Noch gestern Donnerstag hatte sich der Ältestenrat des deutschen Parlaments auf eine Prüfung strafrechtlicher Konsequenzen gegen die Abgeordneten der rechtspopulistischen AfD verständigt. Der rechtliche Ansatzpunkt für eine Ahndung der Vorfälle wäre Paragraf 106 des deutschen Strafgesetzbuchs (Nötigung des Bundespräsidenten und von Mitgliedern eines Verfassungsorgans). Abgeordnete, auf deren Einladung die Störer in den Bundestag gekommen waren, könnten sich der Beihilfe schuldig gemacht haben. Der Einleitung eines Ermittlungsverfahrens muss allerdings die Aufhebung der Immunität der Abgeordneten vorausgehen, die vom Bundestag beschlossen werden kann.

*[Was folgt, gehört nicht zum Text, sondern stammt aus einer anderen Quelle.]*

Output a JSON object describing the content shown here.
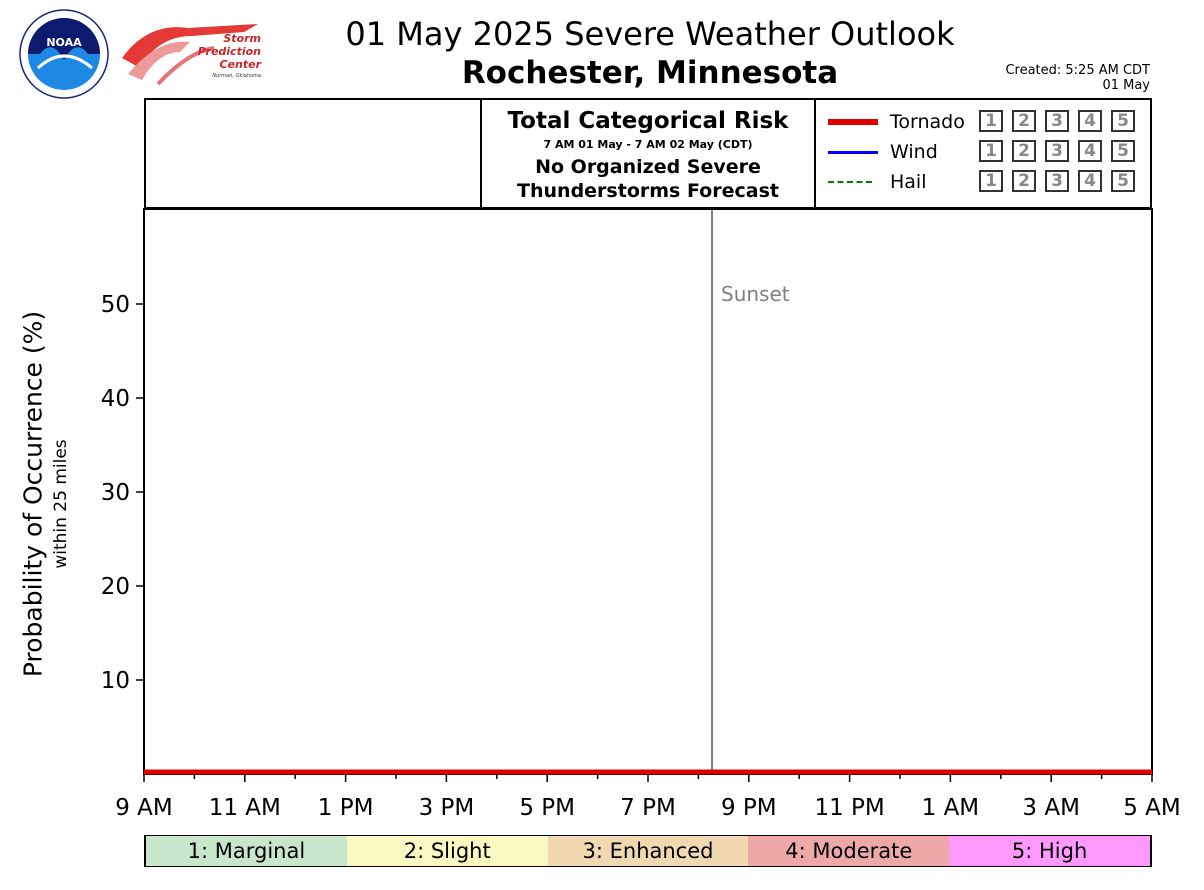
{
  "logos": {
    "noaa_text": "NOAA",
    "noaa_ring_text": "NATIONAL OCEANIC AND ATMOSPHERIC ADMINISTRATION · U.S. DEPARTMENT OF COMMERCE",
    "spc_line1": "Storm",
    "spc_line2": "Prediction",
    "spc_line3": "Center",
    "spc_line4": "Norman, Oklahoma"
  },
  "header": {
    "title": "01 May 2025 Severe Weather Outlook",
    "location": "Rochester, Minnesota",
    "created_line1": "Created: 5:25 AM CDT",
    "created_line2": "01 May"
  },
  "risk_panel": {
    "title": "Total Categorical Risk",
    "period": "7 AM 01 May - 7 AM 02 May (CDT)",
    "text_line1": "No Organized Severe",
    "text_line2": "Thunderstorms Forecast"
  },
  "legend": [
    {
      "label": "Tornado",
      "color": "#dd0000",
      "style": "solid-thick",
      "boxes": [
        "1",
        "2",
        "3",
        "4",
        "5"
      ]
    },
    {
      "label": "Wind",
      "color": "#0000ff",
      "style": "solid",
      "boxes": [
        "1",
        "2",
        "3",
        "4",
        "5"
      ]
    },
    {
      "label": "Hail",
      "color": "#008000",
      "style": "dashed",
      "boxes": [
        "1",
        "2",
        "3",
        "4",
        "5"
      ]
    }
  ],
  "chart_data": {
    "type": "line",
    "ylabel": "Probability of Occurrence (%)",
    "ylabel_sub": "within 25 miles",
    "ylim": [
      0,
      60
    ],
    "yticks": [
      10,
      20,
      30,
      40,
      50
    ],
    "x_ticks_hours": [
      0,
      2,
      4,
      6,
      8,
      10,
      12,
      14,
      16,
      18,
      20
    ],
    "x_tick_labels": [
      "9 AM",
      "11 AM",
      "1 PM",
      "3 PM",
      "5 PM",
      "7 PM",
      "9 PM",
      "11 PM",
      "1 AM",
      "3 AM",
      "5 AM"
    ],
    "xlim_hours": [
      0,
      20
    ],
    "series": [
      {
        "name": "Tornado",
        "color": "#dd0000",
        "x": [
          0,
          20
        ],
        "y": [
          0,
          0
        ]
      }
    ],
    "annotations": [
      {
        "label": "Sunset",
        "x_hours": 11.27,
        "color": "#808080"
      }
    ],
    "grid": false
  },
  "categories": [
    {
      "label": "1: Marginal",
      "color": "#c8e6c9"
    },
    {
      "label": "2: Slight",
      "color": "#f8f8c0"
    },
    {
      "label": "3: Enhanced",
      "color": "#f0d8b0"
    },
    {
      "label": "4: Moderate",
      "color": "#eea8a8"
    },
    {
      "label": "5: High",
      "color": "#ff99ff"
    }
  ]
}
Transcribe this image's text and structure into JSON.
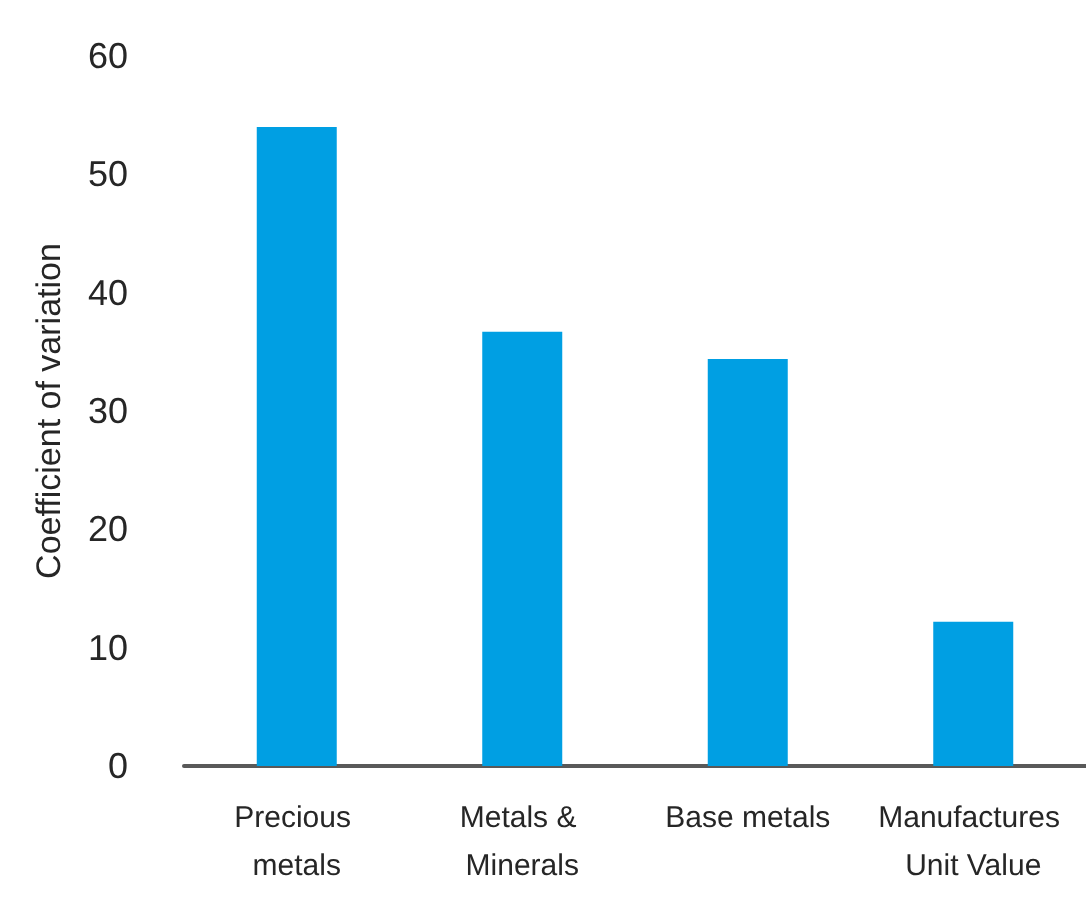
{
  "chart_data": {
    "type": "bar",
    "ylabel": "Coefficient of variation",
    "categories": [
      "Precious metals",
      "Metals & Minerals",
      "Base metals",
      "Manufactures Unit Value"
    ],
    "values": [
      54,
      36.7,
      34.4,
      12.2
    ],
    "color": "#009fe3",
    "ylim": [
      0,
      60
    ],
    "yticks": [
      0,
      10,
      20,
      30,
      40,
      50,
      60
    ]
  }
}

Seit die AfD 2017 im Bundestag vertreten ist, geht es ihr einzig und allein nur darum, diesen schlecht zu machen und die anderen Parteien „in den Dreck zu ziehen“, sagte ihr Erster Parlamentarischer Geschäftsführer Michael Grosse-Brömer in der Aktuellen Stunde des Bundestages. Das Bedrängen von Abgeordneten durch Besucher, die AfD-Abgeordnete eingeladen hatten, sei ein „Angriff auf das freie Mandat und auf die Demokratie“, sagte der CDU-Politiker. „Da hört der Spass wirklich auf!“

Die AfD agiert in einer Weise, wie es in der Weimarer Repupulik die NSDAP-Politiker taten, die den damaligen Deutschen Reichstag abwertend als „Quasselbude“ bezeichneten, wobei sie diese Bezeichnung für das Haus noch nicht einmal ihrem Wortschatz entsprang, sondern dem des deutschen Kaisers Wilhelm II. entliehen war. Insofern unterscheidet sich die AfD in keiner Weise von der NSDAP, denn die entnahmen viele ihre „Sprüche“ bzw. Parolen auch der Vergangenheit.

Zwar ließ Hitler den Reichstag trotz tiefer Verachtung für diese „elende Quasselbude“ bestehen. Er brauchte ihn schließlich vorerst noch als Tarnung seiner Diktatur, aber er verbot nach seiner „Machtergreifung“ kurzerhand alle politischen Parteien außer der eigenen, indem er die NSDAP zur Staatspartei erklärte. So konnten nur noch seine Parteigenossen ins Parlament gewählt werden, und diese nickten zu allen seinen Vorschlägen, Taten und Untaten – nach Naziart mit erhobener Hand und einem „Heil Hitler!“

Es ist nicht abwegig, sich vorzustellen, dass auch die „demokratische“ AfD sich auf diesem Weg befindet und „fleißig daran arbeitet“, der Demokratie in Deutschland den Garaus zu machen, denn wie anders ist die sogenannte „Entschuldigung“ des AfD-Fraktionsvorsitzenden Alexander Gauland zu verstehen, der sagte, das Verhalten der Gäste sei „unzivilisiert“ gewesen und gehöre sich nicht. „Dafür entschuldige ich mich als Fraktionsvorsitzender.“

Die Besucher hätten allerdings die Sicherheitskontrollen durchlaufen. „Wir konnten nicht damit rechnen, dass so etwas passiert“, gibt er vor. womit er zu verdecken sucht, dass es eine gezielte Aktion seiner Partei war, die darauf ausgerichtet war, Deutschlands Parlamentarier in der Öffentlichkeit lächerlich zu machen.

Wie einst die NS-Propaganda Adolf Hitler als seriösen Staatsmann inszenierte, handelt heutzutage die AfD bezüglich ihren „Parteioberen“ wie Meuthen, Weidel, Storch, Höcke usw., denn „Fraktionsführer“ Gauland erwähnte seine drei „Parteigenossen, die den Eklat mit ihren „Einladungen“ erst möglich gemacht hatte, mit keinem Wort – und von einem Tadel ist auch nichts bekannt.